During a recent interview with Metal Wani, DREAM THEATER guitarist John Petrucci said that there are "a couple of reasons" Mangini likes to set his cymbals at a high level. "Being the caring person that he is, I think Mike originally raised the cymbals out of the way so they wouldn't interfere with James on stage," he said. "Like, the cymbals were right at his head level. So I think part of the reasons why he pushed them out of the way was to help out James. And the other reason, if I'm not mistaken, he wanted to create more of a window, more visual access so you can see what he's actually doing."

He continued: "It doesn't physically look very convenient. [Laughs] I don't know how he does that. That has to be hell on your shoulders, but only Mike could do that."

Mangini was asked by Music Radar why he placed the cymbals so high above him during the recording sessions for DREAM THEATER's latest studio album, "Distance Over Time".

"Here we go! The cymbals!" he said. "I went to an extreme to make it so the cymbals would be louder and more clear in the final mix. That stuff is out of my hands, it's always been out of my hands, so I was trying to do everything possible to make it so that they were as clean as could be because there is so much leakage from my kit.

"I hit harder than people think," he continued. "I don't look like I hit hard, but I'm scientifically measured, I'm hitting as hard at 20 beats a second as at four beats a second. It doesn't look like it, I look like a robot, but that's because I play like a Bruce Lee punch.

"My snare drum has been so cracking and so loud that it has distorted the overheads, yet on a record it comes out sounding different because engineers have to deal with it differently.

"So I'm, like, 'Okay, let me get the overheads out of the way, way up. In fact, there were no overheads, the mics were underneath, aiming up to get away from how hard I hit the snare. It doesn't look like it, I know that. With DREAM THEATER, I'm in the band, but I've been down on the totem pole as far as direction.

"I don't have anything to do with the final things that get done. This one, I was like, 'Okay, I'm going to put these cymbals way up high.' It's different than if I record on my own. I've been songwriting on my own and engineering and producing my own stuff, so that's different.

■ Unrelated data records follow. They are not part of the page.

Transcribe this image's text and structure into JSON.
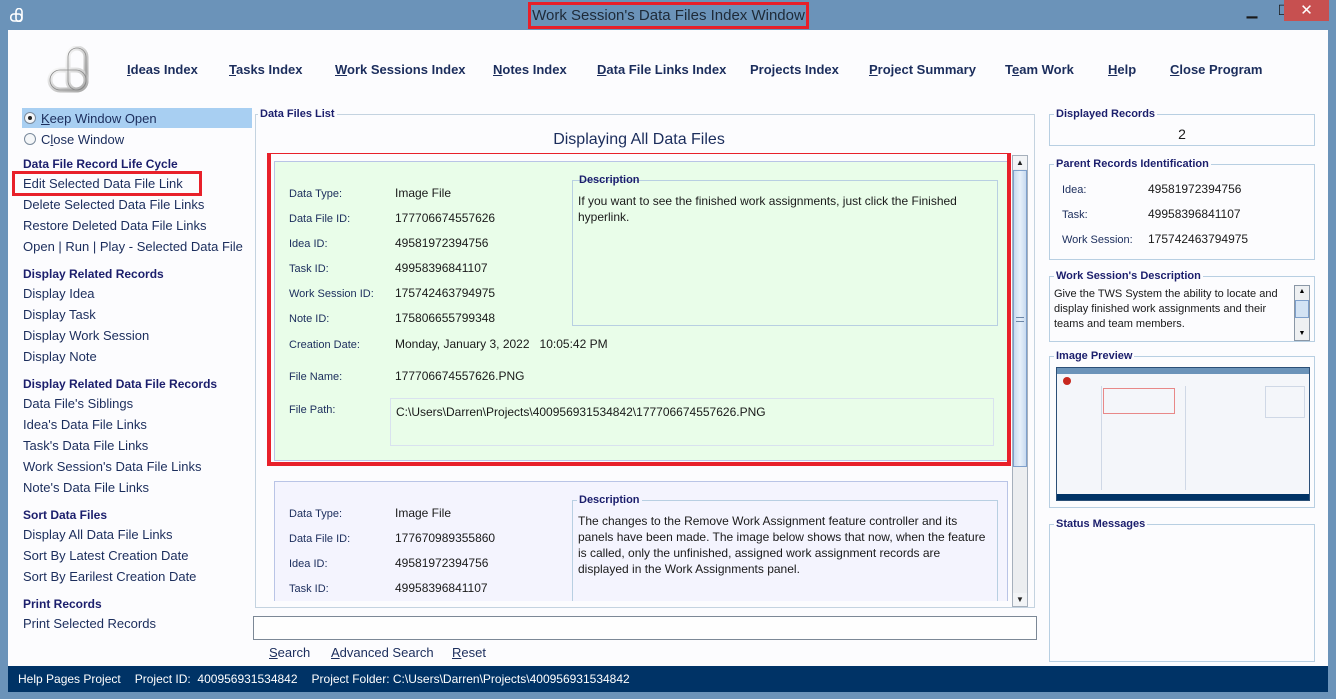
{
  "window": {
    "title": "Work Session's Data Files Index Window",
    "min_glyph": "▁",
    "max_glyph": "☐",
    "close_glyph": "✕"
  },
  "nav": [
    {
      "label": "Ideas Index",
      "mnemonic": "I"
    },
    {
      "label": "Tasks Index",
      "mnemonic": "T"
    },
    {
      "label": "Work Sessions Index",
      "mnemonic": "W"
    },
    {
      "label": "Notes Index",
      "mnemonic": "N"
    },
    {
      "label": "Data File Links Index",
      "mnemonic": "D"
    },
    {
      "label": "Projects Index",
      "mnemonic": ""
    },
    {
      "label": "Project Summary",
      "mnemonic": "P"
    },
    {
      "label": "Team Work",
      "mnemonic": "e"
    },
    {
      "label": "Help",
      "mnemonic": "H"
    },
    {
      "label": "Close Program",
      "mnemonic": "C"
    }
  ],
  "sidebar": {
    "radios": [
      {
        "label": "Keep Window Open",
        "checked": true
      },
      {
        "label": "Close Window",
        "checked": false
      }
    ],
    "sections": [
      {
        "heading": "Data File Record Life Cycle",
        "items": [
          "Edit Selected Data File Link",
          "Delete Selected Data File Links",
          "Restore Deleted Data File Links",
          "Open | Run | Play - Selected Data File"
        ]
      },
      {
        "heading": "Display Related Records",
        "items": [
          "Display Idea",
          "Display Task",
          "Display Work Session",
          "Display Note"
        ]
      },
      {
        "heading": "Display Related Data File Records",
        "items": [
          "Data File's Siblings",
          "Idea's Data File Links",
          "Task's Data File Links",
          "Work Session's Data File Links",
          "Note's Data File Links"
        ]
      },
      {
        "heading": "Sort Data Files",
        "items": [
          "Display All Data File Links",
          "Sort By Latest Creation Date",
          "Sort By Earilest Creation Date"
        ]
      },
      {
        "heading": "Print Records",
        "items": [
          "Print Selected Records"
        ]
      }
    ]
  },
  "list": {
    "legend": "Data Files List",
    "title": "Displaying All Data Files",
    "labels": {
      "data_type": "Data Type:",
      "data_file_id": "Data File ID:",
      "idea_id": "Idea ID:",
      "task_id": "Task ID:",
      "work_session_id": "Work Session ID:",
      "note_id": "Note ID:",
      "creation_date": "Creation Date:",
      "file_name": "File Name:",
      "file_path": "File Path:",
      "description": "Description"
    },
    "records": [
      {
        "data_type": "Image File",
        "data_file_id": "177706674557626",
        "idea_id": "49581972394756",
        "task_id": "49958396841107",
        "work_session_id": "175742463794975",
        "note_id": "175806655799348",
        "creation_date": "Monday, January 3, 2022   10:05:42 PM",
        "file_name": "177706674557626.PNG",
        "file_path": "C:\\Users\\Darren\\Projects\\400956931534842\\177706674557626.PNG",
        "description": "If you want to see the finished work assignments, just click the Finished hyperlink."
      },
      {
        "data_type": "Image File",
        "data_file_id": "177670989355860",
        "idea_id": "49581972394756",
        "task_id": "49958396841107",
        "description": "The changes to the Remove Work Assignment feature controller and its panels have been made. The image below shows that now, when the feature is called, only the unfinished, assigned work assignment records are displayed in the Work Assignments panel."
      }
    ]
  },
  "search": {
    "value": "",
    "search_label": "Search",
    "advanced_label": "Advanced Search",
    "reset_label": "Reset"
  },
  "right": {
    "displayed_legend": "Displayed Records",
    "displayed_count": "2",
    "parent_legend": "Parent Records Identification",
    "parent": [
      {
        "label": "Idea:",
        "value": "49581972394756"
      },
      {
        "label": "Task:",
        "value": "49958396841107"
      },
      {
        "label": "Work Session:",
        "value": "175742463794975"
      }
    ],
    "ws_desc_legend": "Work Session's Description",
    "ws_desc": "Give the TWS System the ability to locate and display finished work assignments and their teams and team members.",
    "preview_legend": "Image Preview",
    "status_legend": "Status Messages"
  },
  "statusbar": {
    "project": "Help Pages Project",
    "project_id": "Project ID:  400956931534842",
    "project_folder": "Project Folder: C:\\Users\\Darren\\Projects\\400956931534842"
  },
  "colors": {
    "titlebar": "#6b93b9",
    "statusbar": "#003366",
    "highlight": "#e8202a",
    "card_selected": "#e9fde9",
    "card": "#f4f4fe"
  }
}
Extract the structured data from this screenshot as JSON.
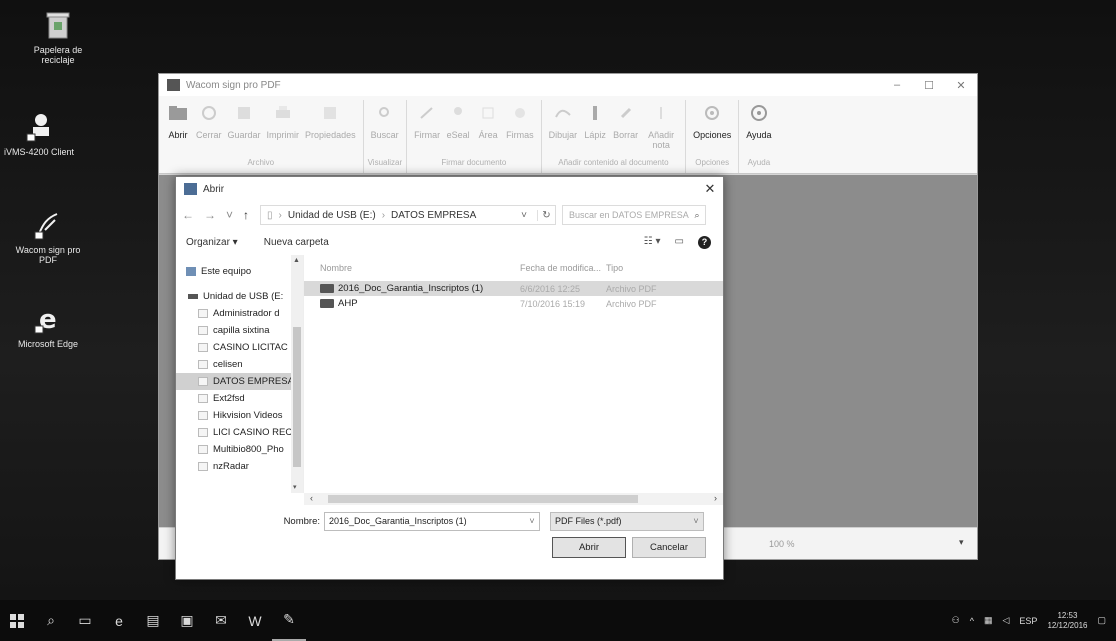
{
  "desktop": {
    "icons": [
      {
        "name": "recycle-bin",
        "label": "Papelera de reciclaje"
      },
      {
        "name": "ivms-client",
        "label": "iVMS-4200 Client"
      },
      {
        "name": "wacom-sign-pro",
        "label": "Wacom sign pro PDF"
      },
      {
        "name": "microsoft-edge",
        "label": "Microsoft Edge"
      }
    ]
  },
  "app": {
    "title": "Wacom sign pro PDF",
    "window_controls": [
      "–",
      "☐",
      "✕"
    ],
    "ribbon": {
      "groups": [
        {
          "name": "Archivo",
          "buttons": [
            "Abrir",
            "Cerrar",
            "Guardar",
            "Imprimir",
            "Propiedades"
          ]
        },
        {
          "name": "Visualizar",
          "buttons": [
            "Buscar"
          ]
        },
        {
          "name": "Firmar documento",
          "buttons": [
            "Firmar",
            "eSeal",
            "Área",
            "Firmas"
          ]
        },
        {
          "name": "Añadir contenido al documento",
          "buttons": [
            "Dibujar",
            "Lápiz",
            "Borrar",
            "Añadir nota"
          ]
        },
        {
          "name": "Opciones",
          "buttons": [
            "Opciones"
          ]
        },
        {
          "name": "Ayuda",
          "buttons": [
            "Ayuda"
          ]
        }
      ]
    },
    "status": {
      "zoom": "100 %",
      "zoom_arrow": "▾"
    }
  },
  "dialog": {
    "title": "Abrir",
    "close": "✕",
    "nav": {
      "back": "←",
      "forward": "→",
      "recent": "˅",
      "up": "↑"
    },
    "breadcrumb": [
      "Unidad de USB (E:)",
      "DATOS EMPRESA"
    ],
    "breadcrumb_sep": "›",
    "breadcrumb_dropdown": "˅",
    "refresh": "↻",
    "search_placeholder": "Buscar en DATOS EMPRESA",
    "search_icon": "⌕",
    "toolbar": {
      "organize": "Organizar ▾",
      "new_folder": "Nueva carpeta",
      "view": "☷ ▾",
      "preview": "▭",
      "help": "?"
    },
    "nav_pane": [
      {
        "label": "Este equipo",
        "kind": "pc"
      },
      {
        "label": "Unidad de USB (E:",
        "kind": "usb"
      },
      {
        "label": "Administrador d",
        "kind": "folder"
      },
      {
        "label": "capilla sixtina",
        "kind": "folder"
      },
      {
        "label": "CASINO LICITAC",
        "kind": "folder"
      },
      {
        "label": "celisen",
        "kind": "folder"
      },
      {
        "label": "DATOS EMPRESA",
        "kind": "folder",
        "selected": true
      },
      {
        "label": "Ext2fsd",
        "kind": "folder"
      },
      {
        "label": "Hikvision Videos",
        "kind": "folder"
      },
      {
        "label": "LICI CASINO REC",
        "kind": "folder"
      },
      {
        "label": "Multibio800_Pho",
        "kind": "folder"
      },
      {
        "label": "nzRadar",
        "kind": "folder"
      }
    ],
    "columns": {
      "name": "Nombre",
      "modified": "Fecha de modifica...",
      "type": "Tipo"
    },
    "files": [
      {
        "name": "2016_Doc_Garantia_Inscriptos (1)",
        "modified": "6/6/2016 12:25",
        "type": "Archivo PDF",
        "selected": true
      },
      {
        "name": "AHP",
        "modified": "7/10/2016 15:19",
        "type": "Archivo PDF"
      }
    ],
    "scroll": {
      "left": "‹",
      "right": "›",
      "nav_down": "▾"
    },
    "filename_label": "Nombre:",
    "filename_value": "2016_Doc_Garantia_Inscriptos (1)",
    "filename_dropdown": "˅",
    "filetype": "PDF Files (*.pdf)",
    "filetype_dropdown": "˅",
    "open_button": "Abrir",
    "cancel_button": "Cancelar"
  },
  "taskbar": {
    "tray_text": "ESP",
    "time": "12:53",
    "date": "12/12/2016",
    "up_arrow": "^"
  }
}
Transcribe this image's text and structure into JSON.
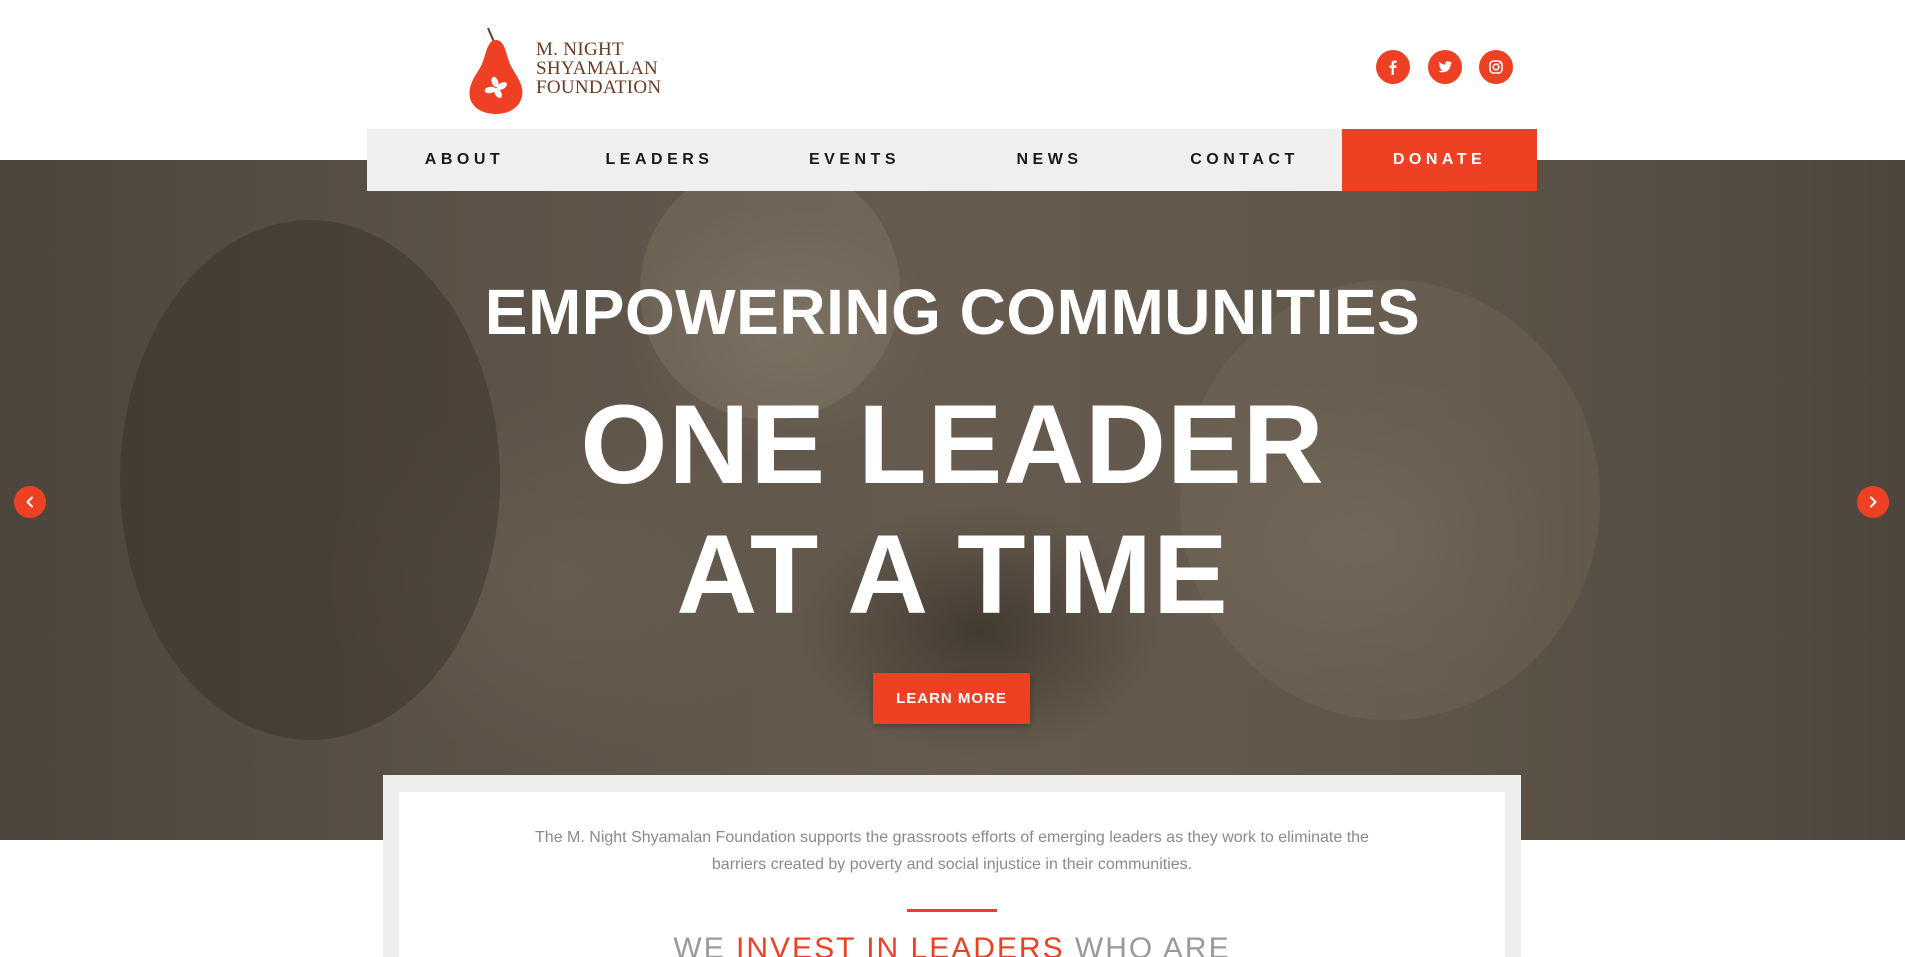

"I'm a drummer hearing the drums from behind the stool. It's totally different than anybody else. It's not any better, it's just different, it's how I hear it. If someone else is on the other side of the glass or out in front of the drums, it just sounds different so it's going to be treated differently. That's how things are, so I tried to do everything possible to get those cymbals way, way up."

DREAM THEATER's 14th studio album, "Distance Over Time", was released on February 22. The disc, which marks the first for the band's new label InsideOut Music, was produced by Petrucci, mixed by Ben Grosse and mastered by Tom Baker.